Back-Propagation Neural Network

Back-Propagation Neural Networks (BPNNs) were implemented using the
Netlab (`http://www.ncrg.aston.ac.uk/netlab/`) scripts for
Matlab, and the code in Section 5.5.2
(p. ). A fixed number of instances from
each class were randomly assigned to the training (40 instances from
each class), stop (20 instances from each class), and test (remaining
13 to 38 instances from each class) sets. The mean and standard
deviation of each feature were calculated using the instances assigned
to the training set. These values were then used to normalize the
training data to have a mean of 0 and a variance of 1. The mean and
standard deviation of the training data were also used to normalize
the stop and test sets.

The normalized training and stop sets were used to train a back-propagation neural network with a number of inputs equal to the number of features being evaluated, 20 hidden nodes, and 10 output nodes. The momentum and learning rate were 0.9 and 0.001, respectively. The target outputs of the network for each instance were defined to be 0.9 for the node representing the correct class of that instance and 0.1 for the other outputs. After each epoch of training, the stop data were passed through the network and a sum of squared error was calculated for the difference between the actual network outputs and the target outputs. When this error term for the stop data reached a minimum, training was halted. At that point, the test data were applied to the network and the outputs recorded. All of the steps above (starting with random assignment of the feature data), were repeated 10 times for each set of features being evaluated. The results of iteration were therefore 10 networks, each trained with a different subset of the data, and 10 corresponding sets of network output data.
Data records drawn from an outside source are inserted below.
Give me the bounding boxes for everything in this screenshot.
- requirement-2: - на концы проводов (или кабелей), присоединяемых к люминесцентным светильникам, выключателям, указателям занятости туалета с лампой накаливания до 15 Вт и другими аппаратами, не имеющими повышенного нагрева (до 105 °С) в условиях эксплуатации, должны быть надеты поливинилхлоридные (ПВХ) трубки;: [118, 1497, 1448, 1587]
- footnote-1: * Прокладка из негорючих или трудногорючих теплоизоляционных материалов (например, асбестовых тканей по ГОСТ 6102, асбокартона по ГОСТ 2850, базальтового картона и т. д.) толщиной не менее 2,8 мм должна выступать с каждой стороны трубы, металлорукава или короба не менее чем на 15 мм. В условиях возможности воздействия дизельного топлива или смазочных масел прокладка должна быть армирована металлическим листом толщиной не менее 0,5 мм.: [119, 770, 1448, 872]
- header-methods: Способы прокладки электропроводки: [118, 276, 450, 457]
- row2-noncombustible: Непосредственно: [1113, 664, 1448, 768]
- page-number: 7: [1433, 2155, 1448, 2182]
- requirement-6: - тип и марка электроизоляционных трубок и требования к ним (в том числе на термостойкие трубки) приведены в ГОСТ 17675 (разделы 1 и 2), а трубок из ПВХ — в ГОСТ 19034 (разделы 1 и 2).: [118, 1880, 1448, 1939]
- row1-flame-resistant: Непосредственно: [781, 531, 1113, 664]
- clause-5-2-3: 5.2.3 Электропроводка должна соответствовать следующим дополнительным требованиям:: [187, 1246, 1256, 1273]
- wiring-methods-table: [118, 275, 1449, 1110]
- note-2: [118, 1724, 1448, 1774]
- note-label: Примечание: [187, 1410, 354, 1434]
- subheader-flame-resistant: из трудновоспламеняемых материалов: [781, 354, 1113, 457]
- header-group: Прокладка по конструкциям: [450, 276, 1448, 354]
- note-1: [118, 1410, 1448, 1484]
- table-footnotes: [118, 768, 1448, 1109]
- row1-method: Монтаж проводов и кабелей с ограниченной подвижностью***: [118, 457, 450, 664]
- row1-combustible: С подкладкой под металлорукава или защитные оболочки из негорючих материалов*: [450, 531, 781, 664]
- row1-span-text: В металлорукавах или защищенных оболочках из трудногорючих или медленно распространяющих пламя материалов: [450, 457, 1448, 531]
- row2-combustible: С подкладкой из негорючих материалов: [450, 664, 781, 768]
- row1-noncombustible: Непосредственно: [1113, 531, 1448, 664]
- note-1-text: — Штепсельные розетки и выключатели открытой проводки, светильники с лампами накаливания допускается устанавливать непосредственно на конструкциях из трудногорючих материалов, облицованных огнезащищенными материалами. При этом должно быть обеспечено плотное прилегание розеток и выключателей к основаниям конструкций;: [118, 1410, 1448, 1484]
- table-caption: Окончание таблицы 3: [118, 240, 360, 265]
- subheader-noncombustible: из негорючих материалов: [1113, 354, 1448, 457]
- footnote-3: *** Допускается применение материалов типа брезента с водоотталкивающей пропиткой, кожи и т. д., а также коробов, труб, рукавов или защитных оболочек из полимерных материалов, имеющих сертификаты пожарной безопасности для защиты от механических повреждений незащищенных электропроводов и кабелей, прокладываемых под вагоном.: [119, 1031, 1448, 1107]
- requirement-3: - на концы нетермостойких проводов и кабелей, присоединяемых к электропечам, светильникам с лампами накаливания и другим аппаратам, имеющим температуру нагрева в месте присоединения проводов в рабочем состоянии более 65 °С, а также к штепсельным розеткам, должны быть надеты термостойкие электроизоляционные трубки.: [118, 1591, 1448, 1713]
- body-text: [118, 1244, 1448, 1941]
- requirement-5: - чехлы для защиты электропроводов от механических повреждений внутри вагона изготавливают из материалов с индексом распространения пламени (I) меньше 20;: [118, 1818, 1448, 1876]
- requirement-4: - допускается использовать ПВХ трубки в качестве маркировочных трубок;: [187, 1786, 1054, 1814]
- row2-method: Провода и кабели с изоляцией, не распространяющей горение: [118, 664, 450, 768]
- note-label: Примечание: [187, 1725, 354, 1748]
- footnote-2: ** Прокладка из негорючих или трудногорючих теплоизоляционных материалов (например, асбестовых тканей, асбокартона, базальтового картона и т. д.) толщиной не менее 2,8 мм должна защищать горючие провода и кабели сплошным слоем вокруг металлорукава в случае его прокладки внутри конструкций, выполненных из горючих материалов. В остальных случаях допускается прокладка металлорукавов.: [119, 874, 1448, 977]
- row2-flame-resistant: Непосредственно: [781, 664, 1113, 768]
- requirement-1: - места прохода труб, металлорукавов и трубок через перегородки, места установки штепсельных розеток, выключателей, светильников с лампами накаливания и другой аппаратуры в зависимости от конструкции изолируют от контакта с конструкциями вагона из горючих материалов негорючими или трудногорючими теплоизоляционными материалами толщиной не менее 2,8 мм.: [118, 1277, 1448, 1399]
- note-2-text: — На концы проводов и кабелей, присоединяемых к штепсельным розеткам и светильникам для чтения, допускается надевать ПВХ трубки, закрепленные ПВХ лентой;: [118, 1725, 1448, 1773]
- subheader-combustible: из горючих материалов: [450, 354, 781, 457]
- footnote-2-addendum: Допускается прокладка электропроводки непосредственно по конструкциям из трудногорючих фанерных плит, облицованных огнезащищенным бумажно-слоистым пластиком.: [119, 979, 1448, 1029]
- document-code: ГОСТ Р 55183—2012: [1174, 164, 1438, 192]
A classification for each test instance was determined in one of
two ways: 1) The network output with the highest value was defined to
be the classification of the corresponding test instance. 2) A
threshold value was used such that only instances for which there was
a single output above the threshold were classified. Instances for
which there were either 0 or more than one outputs above the threshold
were assigned to an `unknown' category. The best threshold for each
network was determined by classifying the stop set instances using
threshold values ranging from 0.05 to 0.95 in steps of 0.05. A
classification was assigned only if there was a single output above
the threshold. The *accuracy* of the classification for a particular
threshold was defined to be the number of correct classifications
divided by the number of attempted classifications (total instances
minus unknowns). The *recall* of the same classifier was defined as
the number of correct classifications divided by total number of
instances. The best threshold for each network was then defined to be
the one that maximized (
*accuracy*^{2}+*recall*^{2}). Figure
3.6 includes a recall vs. accuracy plot.
The point at which
*accuracy*^{2}+*recall*^{2} is maximized (a threshold of
0.55) is marked with a .

To summarize network performance, the outputs of the test data from each of the 10 networks were simply converted to confusion matrices in which the elements were the number of instances from a given class that had been assigned to each of the 10 output classes. These matrices were summed across all 10 network trials and then the entries were converted to percentages. If an `unknown' class was included in a particular confusion matrix, a second summarizing number was generated for each diagonal element which was the percentage of the classification attempts (number of instances in the test set minus those that were classified as unknowns) that were correct. The performance of each of the 10 individual BPNN classifiers used with each feature set was summarized as the average of the diagonal elements (percentage of correct classifications) of a confusion matrix generated from that trial only. All 10 trials were then summarized by the mean and variance of these 10 classification rates.

Ninety-five percent confidence intervals were calculated as described
in Section 1.7.2
(p. ) with the number of trials (*N*in Equation 1.5) equal to the number of
training or test cases used in a single trial. The number of samples
in a single trial was used rather than the sum of samples used across
the 10 trials because the latter number does not represent strictly
independent events. Calculated this way, these intervals represent an
upper bound of the confidence interval on the classification rate.